Это было также время, когда менялись способы ведения войны на Средиземном море. Весельные суда, предпочитаемый вид военных кораблей со времен античной Греции, устарели. Строительство их обходилось слишком дорого; огромные команды было слишком накладно содержать, а корпуса и снасти были явно недостаточно мореходны. Больше того, они не могли нести такое количество тяжелых пушек, которое сообщало их соперникам, парусным судам, разрушительную огневую мощь. Тем не менее великолепная галера с ее разноцветными флажками и множеством рядов полу-голых гребцов оставалась символом, излюбленным тогдашними художниками и иллюстраторами, многие из которых были голландцами. Они часто изображали воображаемые сцены битв между галерами и парусными судами. Те же художники также находили берберийские города-государства, особенно Алжир, достойными изображения; они основывали свои картины на сообщениях посланников, равно как и на душераздирающих рассказах вернувшихся из заточения пленников. Осталось много подобных мемуаров «белых рабов» Берберии, хотя, в противоположность им, вряд ли хоть один из рабов-галерников христианского мира написал о пережитом. Исключением является отчет, написанный неким французом Жаном Мартейлем, протестантом, осужденным на галеры в 1701 году. Он поступил на галеру в первый раз в Дюнкерке на побережье Ла-Манша и, в частности, описывал, как ему с товарищами приходилось прятаться под гребными скамьями, болтать ногами в воздухе, поднимать руки, кашлять, кланяться и так далее, разыгрывая необыкновенную пантомиму для развлечения гостей капитана.

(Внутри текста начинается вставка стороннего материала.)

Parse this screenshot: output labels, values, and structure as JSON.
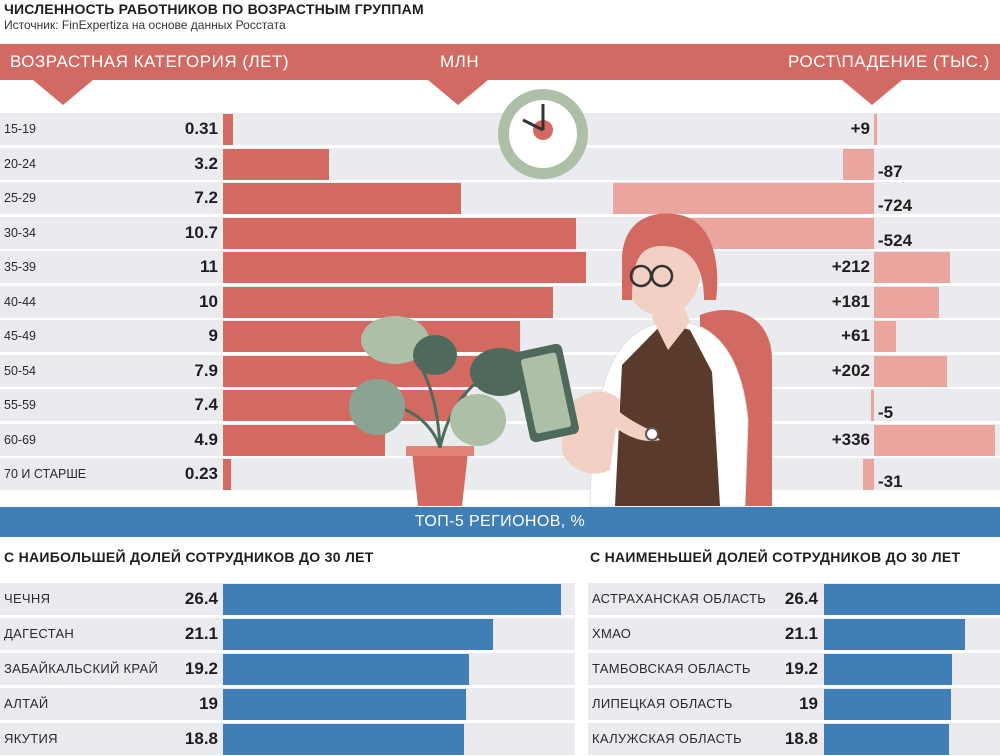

Как ни неправдоподобно это может показаться, но несколько персонажей, упомянутых на этих страницах, реальны: преподобный Девере Спрат, ректор Митчелстауна в Северном Корке, был рабом в Алжире. Сэмюэл Мартин — английский консул в Алжире в 1673–1679 годах, а Жан Батист Бродар, интендант базы королевских галер в Марселе, был известен взяточничеством. Йосеф Маймаран, марокканский еврей, был главным финансовым советником мегаломаньяка императора Мулая Исмаила и служил много лет практически первым министром, равно как и главным кредитором. Маймаран неблагоразумно попросил императора вернуть взятые в долг деньги и поплатился жизнью за оскорбление монарха. На улице его сбила с ног и затоптала насмерть непривязанная лошадь, принадлежащая одному из Черных стражей. Смерть выглядела как несчастный случай, но современники придерживались того мнения, что это было убийство, заказанное Мулаем. Сам император правил до 1727 года, умер на восемьдесят первом году жизни, и у него действительно был ирландец-оружейник, известный тягой к спиртному. Что сталось с его чудовищной любимой женой Зиданой, неизвестно. Примечательно, что Мулай, по слухам, произвел за жизнь на свет восемьсот восемьдесят восемь детей — пятьсот сорок восемь сыновей и триста сорок дочерей.